En esta ocasión, la numerología habla de 349 títulos, compuestos por 271 largometrajes, 4 medios y 91 cortos; de los primeros, 71 son operas primas. Los países representados en el festival son 55. Si el festival dura diez días, del 6 al 16 de septiembre, eso significa que uno tendría que ver siete películas al día para cubrir por lo menos a los cineastas debutantes. No es fácil enfrentar la frustración que provoca Toronto y la cantidad de opciones que ofrece al asistente desde que comienzan las proyecciones por ahí de las nueve de la mañana, en promedio, hasta las funciones de medianoche. (En contraste, el Festival de Verano de la UNAM, que presentó seis títulos en esta ocasión, debería ser más modesto y cambiar su nombre a Festivalito).
Según se sabe, Toronto exhibe selecciones de los festivales más importantes del año –Berlín, Cannes, Venecia–, así como primicias de la temporada otoñal (algunos de los que aspirarán al premio Oscar el año siguiente). Por tanto, el cine mexicano está representado por películas que ya fueron apreciadas en Cannes –Déficit, de Gael García Bernal, Luz silenciosa, de Carlos Reygadas–, Sundance –La misma luna, de Patricia Rigen– y Venecia –Cochochi, de Israel Cárdenas y Laura Amelia Guzmán, y La zona, de Rodrigo Plá. Una selección más variada que la del año pasado, que se limitó a repetir los mismos títulos estrenados en el festival francés.
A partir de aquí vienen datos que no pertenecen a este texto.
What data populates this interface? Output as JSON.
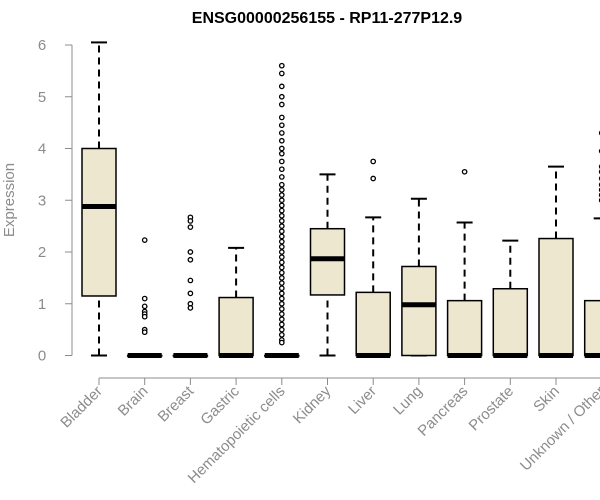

Por cierto, la cinematografía mexicana es la más representada de América Latina. De Argentina se ofrecen cuatro títulos, uno de ellos El pasado, de Héctor Babenco, en coproducción con Brasil; las otras tres son todas de realizadoras: Encarnación, de Anahí Berneri, Una novia errante, de Ana Katz y XXY, de Lucía Puenzo. Además, Brasil presenta Mutum, de Sandra Kogut, y Uruguay, El baño del Papa, de Enrique Fernández y César Charlone, también una coproducción brasileña. Una prueba más de que México está de moda en los festivales de cine.
Otro dato conocido: no hay público más fiel y devoto a un festival que el de Toronto. En ninguna otra ciudad del mundo se aprecia una asistencia tan nutrida (y sufrida, a veces) a cuanta película se programe en las diferentes secciones, a cualquier hora. Eso constituye –como no ocurre en Cannes, digamos– un lado popular que raras veces convive tan de cerca con el aspecto profesional del cine. En Toronto, este es englobado en algo llamado Prensa e Industria (es decir, un amplio contingente de críticos, reporteros, distribuidores, exhibidores, directores de festivales) que vive prácticamente un encierro en el múltiplex Varsity con algunas salidas a salas aledañas.
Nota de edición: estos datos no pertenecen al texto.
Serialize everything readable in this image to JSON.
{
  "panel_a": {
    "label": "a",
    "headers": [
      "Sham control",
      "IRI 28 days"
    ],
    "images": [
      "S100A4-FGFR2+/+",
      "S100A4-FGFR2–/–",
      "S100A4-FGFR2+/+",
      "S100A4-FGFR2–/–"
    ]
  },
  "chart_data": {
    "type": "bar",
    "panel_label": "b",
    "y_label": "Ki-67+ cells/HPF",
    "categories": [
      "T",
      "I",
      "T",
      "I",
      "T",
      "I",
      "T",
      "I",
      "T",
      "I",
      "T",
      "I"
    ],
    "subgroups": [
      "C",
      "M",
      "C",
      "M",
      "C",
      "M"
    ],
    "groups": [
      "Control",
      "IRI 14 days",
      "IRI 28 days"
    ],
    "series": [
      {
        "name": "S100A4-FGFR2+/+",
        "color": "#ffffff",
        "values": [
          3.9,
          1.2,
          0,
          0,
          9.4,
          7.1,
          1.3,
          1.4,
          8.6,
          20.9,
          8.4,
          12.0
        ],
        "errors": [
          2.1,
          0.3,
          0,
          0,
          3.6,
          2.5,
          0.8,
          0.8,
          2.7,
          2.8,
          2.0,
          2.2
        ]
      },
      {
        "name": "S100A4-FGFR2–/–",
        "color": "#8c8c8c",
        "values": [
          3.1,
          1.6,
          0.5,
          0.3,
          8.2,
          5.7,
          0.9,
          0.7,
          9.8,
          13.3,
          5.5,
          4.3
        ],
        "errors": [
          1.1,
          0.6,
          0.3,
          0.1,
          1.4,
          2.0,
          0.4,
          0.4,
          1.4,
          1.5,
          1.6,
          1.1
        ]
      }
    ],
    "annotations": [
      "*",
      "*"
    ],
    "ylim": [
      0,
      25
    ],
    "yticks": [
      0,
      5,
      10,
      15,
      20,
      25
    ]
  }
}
Se supone que también hay una vida nocturna de fiestas organizadas por compañías con películas de alto presupuesto, o alguna causa que promover. Pero uno ya está viejo, la verdad, para asistir a festejos que han evidenciado no ser el fuerte de la personalidad canadiense. Que yo recuerde, el único organizador de fiestas divertidas era el fallecido programador colombiano Ramiro Puerta que, además, fungía como un cordial anfitrión de toda la delegación iberoamericana. Esa sí fue una pérdida lamentable para el festival de Toronto.